I would simply use a numerical approach

Answer 8

(to plug in very large number to see what the limit is going to approach)

Answer 9

or you can go about is intuitively

Answer 10

we can use any method. I plugged in the equation into my calculator and everytime I'd plug in larger number it would get closer to -.66636 or some value around that.

Answer 11

intuitively:

\(\large\color{slate}{\displaystyle\lim_{x \rightarrow ~\infty }\frac{1-2x}{\sqrt{9x^2+5}}}\)

the top of the limit as x goes to very large numbers is just -2x, and the +1 there becomes even less significant the greater x value we choose.
the bottom of the limit as x goes to very large numbers is just √(9x²) , becuase the +5 at some point (just like +1 on top) becomes insignificant.

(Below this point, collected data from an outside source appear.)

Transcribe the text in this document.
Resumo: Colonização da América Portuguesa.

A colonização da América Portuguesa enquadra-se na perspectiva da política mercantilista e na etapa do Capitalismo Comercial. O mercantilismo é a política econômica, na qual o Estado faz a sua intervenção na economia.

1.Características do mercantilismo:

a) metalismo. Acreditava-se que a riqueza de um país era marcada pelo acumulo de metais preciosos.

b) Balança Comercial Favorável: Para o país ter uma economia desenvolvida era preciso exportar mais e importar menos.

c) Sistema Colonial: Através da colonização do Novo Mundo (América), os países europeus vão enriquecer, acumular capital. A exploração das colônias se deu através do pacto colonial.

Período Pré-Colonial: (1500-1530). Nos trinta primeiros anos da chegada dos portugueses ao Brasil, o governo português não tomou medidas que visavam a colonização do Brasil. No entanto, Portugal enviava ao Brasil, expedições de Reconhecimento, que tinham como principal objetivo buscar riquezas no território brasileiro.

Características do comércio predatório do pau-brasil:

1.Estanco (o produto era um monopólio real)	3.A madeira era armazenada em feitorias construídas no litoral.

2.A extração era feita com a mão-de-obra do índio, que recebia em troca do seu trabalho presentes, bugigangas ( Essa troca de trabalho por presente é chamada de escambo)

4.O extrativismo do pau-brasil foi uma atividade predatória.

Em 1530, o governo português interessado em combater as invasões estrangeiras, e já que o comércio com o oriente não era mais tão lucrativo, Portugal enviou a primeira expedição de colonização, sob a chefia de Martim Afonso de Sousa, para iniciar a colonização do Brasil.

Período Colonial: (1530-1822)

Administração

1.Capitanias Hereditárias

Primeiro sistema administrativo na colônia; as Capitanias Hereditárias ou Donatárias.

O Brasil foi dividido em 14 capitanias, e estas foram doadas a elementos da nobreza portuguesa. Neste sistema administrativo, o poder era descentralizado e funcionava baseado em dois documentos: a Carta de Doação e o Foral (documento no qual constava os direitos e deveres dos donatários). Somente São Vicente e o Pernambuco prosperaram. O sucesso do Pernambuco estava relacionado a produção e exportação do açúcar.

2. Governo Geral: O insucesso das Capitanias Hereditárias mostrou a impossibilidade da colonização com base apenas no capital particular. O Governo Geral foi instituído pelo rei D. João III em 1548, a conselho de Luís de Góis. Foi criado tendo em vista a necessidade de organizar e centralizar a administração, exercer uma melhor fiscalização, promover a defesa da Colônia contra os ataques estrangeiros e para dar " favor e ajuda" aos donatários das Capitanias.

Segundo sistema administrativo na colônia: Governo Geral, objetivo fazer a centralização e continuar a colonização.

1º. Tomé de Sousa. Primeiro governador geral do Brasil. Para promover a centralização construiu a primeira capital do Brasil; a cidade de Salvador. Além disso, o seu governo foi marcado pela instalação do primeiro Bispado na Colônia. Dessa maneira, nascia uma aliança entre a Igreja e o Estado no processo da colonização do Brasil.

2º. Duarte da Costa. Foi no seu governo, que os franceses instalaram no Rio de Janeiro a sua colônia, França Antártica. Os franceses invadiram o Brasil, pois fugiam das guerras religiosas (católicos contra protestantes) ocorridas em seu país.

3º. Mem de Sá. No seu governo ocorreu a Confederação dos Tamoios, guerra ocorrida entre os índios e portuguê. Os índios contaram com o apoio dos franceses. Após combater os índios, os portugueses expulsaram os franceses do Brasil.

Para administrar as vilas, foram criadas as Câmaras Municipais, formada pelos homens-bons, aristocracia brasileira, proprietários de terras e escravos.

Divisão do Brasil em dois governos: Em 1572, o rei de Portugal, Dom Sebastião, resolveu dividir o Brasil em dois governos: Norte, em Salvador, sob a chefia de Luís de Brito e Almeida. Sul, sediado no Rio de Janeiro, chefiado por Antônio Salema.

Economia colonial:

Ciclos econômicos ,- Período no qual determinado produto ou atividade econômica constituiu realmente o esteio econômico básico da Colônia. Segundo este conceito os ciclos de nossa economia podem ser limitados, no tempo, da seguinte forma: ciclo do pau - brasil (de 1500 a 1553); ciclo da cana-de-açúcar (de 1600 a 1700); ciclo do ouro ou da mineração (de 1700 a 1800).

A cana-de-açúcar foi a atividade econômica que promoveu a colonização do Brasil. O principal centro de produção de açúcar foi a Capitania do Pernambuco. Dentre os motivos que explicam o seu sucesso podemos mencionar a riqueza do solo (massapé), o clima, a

So you can write it as: \(\large\color{slate}{\displaystyle\lim_{x \rightarrow ~\infty }\frac{1-2x}{\sqrt{9x^2+5}}}\) (and it will be an equivalent)

Answer 12

oh, I meant to say, to write it as

\(\large\color{slate}{\displaystyle\lim_{x \rightarrow ~\infty }\frac{-2x}{\sqrt{9x^2}}}\)

Answer 13

\(\large\color{slate}{\displaystyle\lim_{x \rightarrow ~\infty }\frac{-2x}{\sqrt{9x^2}}}\)

simplify the square root

\(\large\color{slate}{\displaystyle\lim_{x \rightarrow ~\infty }\frac{-2x}{3x}}\)

x's cancel, and you get?

Answer 14

-2/3 ?

Answer 15

yup

Answer 16

this limit is -2/3

Answer 17

ohhhh! makes so much sense. I had this problem on my exam..... I got it wrong

Answer 18

thank you though for clarifying this that way I don't make the same mistake. Thank you.

Answer 19

Yw....